Opinion
2015-1760 K C
12-07-2018
Stern & Stern, Esqs. (David Lyle Stern and Martin Druyan of counsel), for appellant. Edward Joseph Filemyr, IV, Esq., for respondent.
Stern & Stern, Esqs. (David Lyle Stern and Martin Druyan of counsel), for appellant.
Edward Joseph Filemyr, IV, Esq., for respondent.
PRESENT: MICHELLE WESTON, J.P., MICHAEL L. PESCE, BERNICE D. SIEGAL, JJ
Appeal from an order of the Civil Court of the City of New York, Kings County (Maria Ressos, J.), dated July 9, 2015. The order denied a motion by occupant Sadeqwa Davis to vacate so much of a final judgment of that court entered April 9, 2015 as awarded landlord possession as against her upon her failure to appear or answer the petition, in a nonpayment summary proceeding.
ORDERED that the order is affirmed, without costs.
Landlord, a residential cooperative corporation, commenced this nonpayment summary proceeding against Mary McCormick, as the administrator of the estates of the two deceased shareholders, and against Sadeqwa Davis (occupant), as undertenant. Occupant appeals from an order denying her motion to vacate so much of a final judgment of that court entered April 9, 2015 as awarded landlord possession as against her upon her failure to appear or answer the petition.

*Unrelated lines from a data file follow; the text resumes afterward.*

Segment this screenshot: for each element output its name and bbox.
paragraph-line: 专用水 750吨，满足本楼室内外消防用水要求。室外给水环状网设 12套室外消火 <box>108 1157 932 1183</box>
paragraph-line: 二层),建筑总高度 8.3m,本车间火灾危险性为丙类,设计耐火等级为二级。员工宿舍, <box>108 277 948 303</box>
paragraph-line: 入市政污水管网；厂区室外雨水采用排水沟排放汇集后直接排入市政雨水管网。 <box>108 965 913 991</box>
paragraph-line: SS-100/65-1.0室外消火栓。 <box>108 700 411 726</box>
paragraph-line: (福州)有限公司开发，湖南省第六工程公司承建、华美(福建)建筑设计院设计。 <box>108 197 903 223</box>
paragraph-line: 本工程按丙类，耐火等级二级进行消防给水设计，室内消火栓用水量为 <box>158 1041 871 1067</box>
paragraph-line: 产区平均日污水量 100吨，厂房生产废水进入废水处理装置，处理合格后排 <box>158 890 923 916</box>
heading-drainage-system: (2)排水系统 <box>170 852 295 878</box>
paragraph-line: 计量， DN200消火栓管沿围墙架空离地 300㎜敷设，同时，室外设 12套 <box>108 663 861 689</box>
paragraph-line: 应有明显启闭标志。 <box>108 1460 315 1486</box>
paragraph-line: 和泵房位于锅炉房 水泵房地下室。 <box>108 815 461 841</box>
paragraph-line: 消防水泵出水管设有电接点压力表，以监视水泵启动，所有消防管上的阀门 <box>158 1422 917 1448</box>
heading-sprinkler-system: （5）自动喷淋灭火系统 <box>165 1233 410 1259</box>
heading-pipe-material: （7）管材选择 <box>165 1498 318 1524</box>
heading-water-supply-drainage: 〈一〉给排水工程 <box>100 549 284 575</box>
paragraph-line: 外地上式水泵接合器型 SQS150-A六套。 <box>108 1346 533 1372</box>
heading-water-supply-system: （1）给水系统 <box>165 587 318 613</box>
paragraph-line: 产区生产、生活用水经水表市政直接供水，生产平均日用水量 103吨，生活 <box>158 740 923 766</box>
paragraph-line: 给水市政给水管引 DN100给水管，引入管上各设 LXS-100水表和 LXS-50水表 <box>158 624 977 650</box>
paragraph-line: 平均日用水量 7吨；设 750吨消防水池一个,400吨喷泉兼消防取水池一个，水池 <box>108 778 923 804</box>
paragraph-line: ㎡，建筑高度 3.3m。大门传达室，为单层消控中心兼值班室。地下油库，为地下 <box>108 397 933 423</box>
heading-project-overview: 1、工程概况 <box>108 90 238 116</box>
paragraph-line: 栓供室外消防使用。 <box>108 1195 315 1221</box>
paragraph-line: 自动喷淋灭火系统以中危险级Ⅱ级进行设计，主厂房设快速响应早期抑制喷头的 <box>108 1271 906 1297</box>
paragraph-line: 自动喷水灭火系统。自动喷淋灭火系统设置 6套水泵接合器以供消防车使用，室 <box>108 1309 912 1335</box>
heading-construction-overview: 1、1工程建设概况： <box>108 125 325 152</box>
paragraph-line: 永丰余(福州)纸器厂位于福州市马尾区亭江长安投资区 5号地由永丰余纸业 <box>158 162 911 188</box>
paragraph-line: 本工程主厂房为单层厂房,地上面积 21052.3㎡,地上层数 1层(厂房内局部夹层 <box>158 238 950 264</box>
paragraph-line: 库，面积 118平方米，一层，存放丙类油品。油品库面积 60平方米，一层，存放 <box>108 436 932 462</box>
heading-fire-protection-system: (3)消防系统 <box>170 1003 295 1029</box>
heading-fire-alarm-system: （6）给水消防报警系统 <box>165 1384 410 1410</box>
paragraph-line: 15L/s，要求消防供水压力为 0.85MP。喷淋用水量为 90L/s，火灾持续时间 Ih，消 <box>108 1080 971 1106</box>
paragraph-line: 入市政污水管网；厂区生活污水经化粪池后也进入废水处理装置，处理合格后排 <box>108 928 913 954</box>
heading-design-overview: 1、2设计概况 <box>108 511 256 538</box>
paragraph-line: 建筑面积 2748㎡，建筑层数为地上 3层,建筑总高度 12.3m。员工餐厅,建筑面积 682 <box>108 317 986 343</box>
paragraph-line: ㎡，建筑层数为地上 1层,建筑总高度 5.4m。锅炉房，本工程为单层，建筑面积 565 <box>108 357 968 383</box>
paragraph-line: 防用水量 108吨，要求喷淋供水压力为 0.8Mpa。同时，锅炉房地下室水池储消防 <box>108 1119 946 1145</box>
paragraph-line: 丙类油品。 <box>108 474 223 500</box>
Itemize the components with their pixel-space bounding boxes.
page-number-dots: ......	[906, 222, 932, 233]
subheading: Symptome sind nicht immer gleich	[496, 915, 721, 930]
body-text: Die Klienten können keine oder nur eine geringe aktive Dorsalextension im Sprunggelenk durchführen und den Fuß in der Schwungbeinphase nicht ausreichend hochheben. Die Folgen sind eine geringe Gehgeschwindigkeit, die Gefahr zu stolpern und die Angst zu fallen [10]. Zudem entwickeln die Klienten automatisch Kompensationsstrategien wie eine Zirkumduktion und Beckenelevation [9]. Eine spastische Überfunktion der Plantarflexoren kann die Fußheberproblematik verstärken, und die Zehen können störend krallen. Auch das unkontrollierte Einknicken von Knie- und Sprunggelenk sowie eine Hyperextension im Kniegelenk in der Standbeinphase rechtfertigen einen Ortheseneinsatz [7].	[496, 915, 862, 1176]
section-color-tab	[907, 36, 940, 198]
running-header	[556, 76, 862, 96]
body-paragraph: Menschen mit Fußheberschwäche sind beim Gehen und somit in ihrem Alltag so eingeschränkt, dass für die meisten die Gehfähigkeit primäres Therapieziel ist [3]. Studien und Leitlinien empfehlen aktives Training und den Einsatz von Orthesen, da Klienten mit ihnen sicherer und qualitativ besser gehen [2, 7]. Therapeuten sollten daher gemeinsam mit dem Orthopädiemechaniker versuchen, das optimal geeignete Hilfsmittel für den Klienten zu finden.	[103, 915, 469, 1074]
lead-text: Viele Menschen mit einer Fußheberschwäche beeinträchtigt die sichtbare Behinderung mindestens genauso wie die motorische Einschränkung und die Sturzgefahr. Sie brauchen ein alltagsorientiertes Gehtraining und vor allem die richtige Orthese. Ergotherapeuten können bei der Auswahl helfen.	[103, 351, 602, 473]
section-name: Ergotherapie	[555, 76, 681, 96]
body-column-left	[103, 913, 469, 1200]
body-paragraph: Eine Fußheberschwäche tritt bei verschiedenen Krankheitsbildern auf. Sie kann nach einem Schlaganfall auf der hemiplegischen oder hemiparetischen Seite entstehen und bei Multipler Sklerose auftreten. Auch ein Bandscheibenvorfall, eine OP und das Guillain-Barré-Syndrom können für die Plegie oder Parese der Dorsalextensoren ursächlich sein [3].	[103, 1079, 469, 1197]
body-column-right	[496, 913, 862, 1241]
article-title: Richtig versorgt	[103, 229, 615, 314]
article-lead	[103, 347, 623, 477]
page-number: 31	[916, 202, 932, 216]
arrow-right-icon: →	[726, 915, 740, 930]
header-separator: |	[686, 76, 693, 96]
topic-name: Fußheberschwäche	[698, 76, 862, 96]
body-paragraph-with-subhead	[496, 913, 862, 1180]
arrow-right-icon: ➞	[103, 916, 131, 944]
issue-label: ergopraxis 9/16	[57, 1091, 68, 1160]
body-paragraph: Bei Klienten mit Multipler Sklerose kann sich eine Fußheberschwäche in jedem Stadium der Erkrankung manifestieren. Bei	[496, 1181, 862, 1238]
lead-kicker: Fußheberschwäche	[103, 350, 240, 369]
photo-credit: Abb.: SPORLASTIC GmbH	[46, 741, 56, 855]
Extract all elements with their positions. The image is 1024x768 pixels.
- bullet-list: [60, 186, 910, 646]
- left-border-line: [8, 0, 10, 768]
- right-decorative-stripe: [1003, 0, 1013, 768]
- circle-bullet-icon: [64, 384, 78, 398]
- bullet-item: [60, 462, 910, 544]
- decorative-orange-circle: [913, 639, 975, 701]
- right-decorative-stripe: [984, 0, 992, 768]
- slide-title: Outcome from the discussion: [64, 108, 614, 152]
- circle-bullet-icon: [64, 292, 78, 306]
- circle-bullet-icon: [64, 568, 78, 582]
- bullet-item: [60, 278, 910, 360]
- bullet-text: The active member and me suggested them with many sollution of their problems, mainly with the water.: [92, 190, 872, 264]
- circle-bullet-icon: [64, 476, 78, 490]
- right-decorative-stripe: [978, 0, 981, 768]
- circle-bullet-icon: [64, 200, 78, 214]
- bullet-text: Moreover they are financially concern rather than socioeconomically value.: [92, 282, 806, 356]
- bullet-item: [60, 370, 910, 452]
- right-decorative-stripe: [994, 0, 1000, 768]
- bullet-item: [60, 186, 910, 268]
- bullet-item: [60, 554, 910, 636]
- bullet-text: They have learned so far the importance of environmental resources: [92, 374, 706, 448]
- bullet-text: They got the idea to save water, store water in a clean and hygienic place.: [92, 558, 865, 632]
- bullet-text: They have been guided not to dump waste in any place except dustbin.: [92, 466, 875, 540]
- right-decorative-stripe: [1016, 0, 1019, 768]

A movant seeking to vacate a default judgment based on an excusable default is required to establish both a reasonable excuse for the default and a meritorious defense to the proceeding (see CPLR 5015 [a] [1]; Eugene Di Lorenzo, Inc. v. A.C. Dutton Lbr. Co. , 67 NY2d 138, 141 [1986] ). Here, occupant's motion was properly denied, as she failed to establish a reasonable excuse for her default. In addition, occupant lacks standing to assert that McCormick either had a reasonable excuse for defaulting or would have had a basis to vacate her default pursuant to CPLR 317 (see Chelsea 139, LLC v. Saunders , 32 Misc 3d 140[A], 2011 NY Slip Op 51572[U] [App Term, 1st Dept 2011] ; Cadman Towers, Inc. v. Barry , 31 Misc 3d 127[A], 2011 NY Slip Op 50452[U] [App Term, 2d Dept, 2d, 11th & 13th Jud Dists 2011] ). In any event, the purported defenses that occupant relies upon on appeal, including a claim that landlord breached the warranty of habitability, are not defenses that can be raised by an occupant who is not a party to the lease (see Wright v. Catcendix Corp. , 248 AD2d 186 [1998] ).
Accordingly, the order is affirmed.
WESTON, J.P., PESCE and SIEGAL, JJ., concur.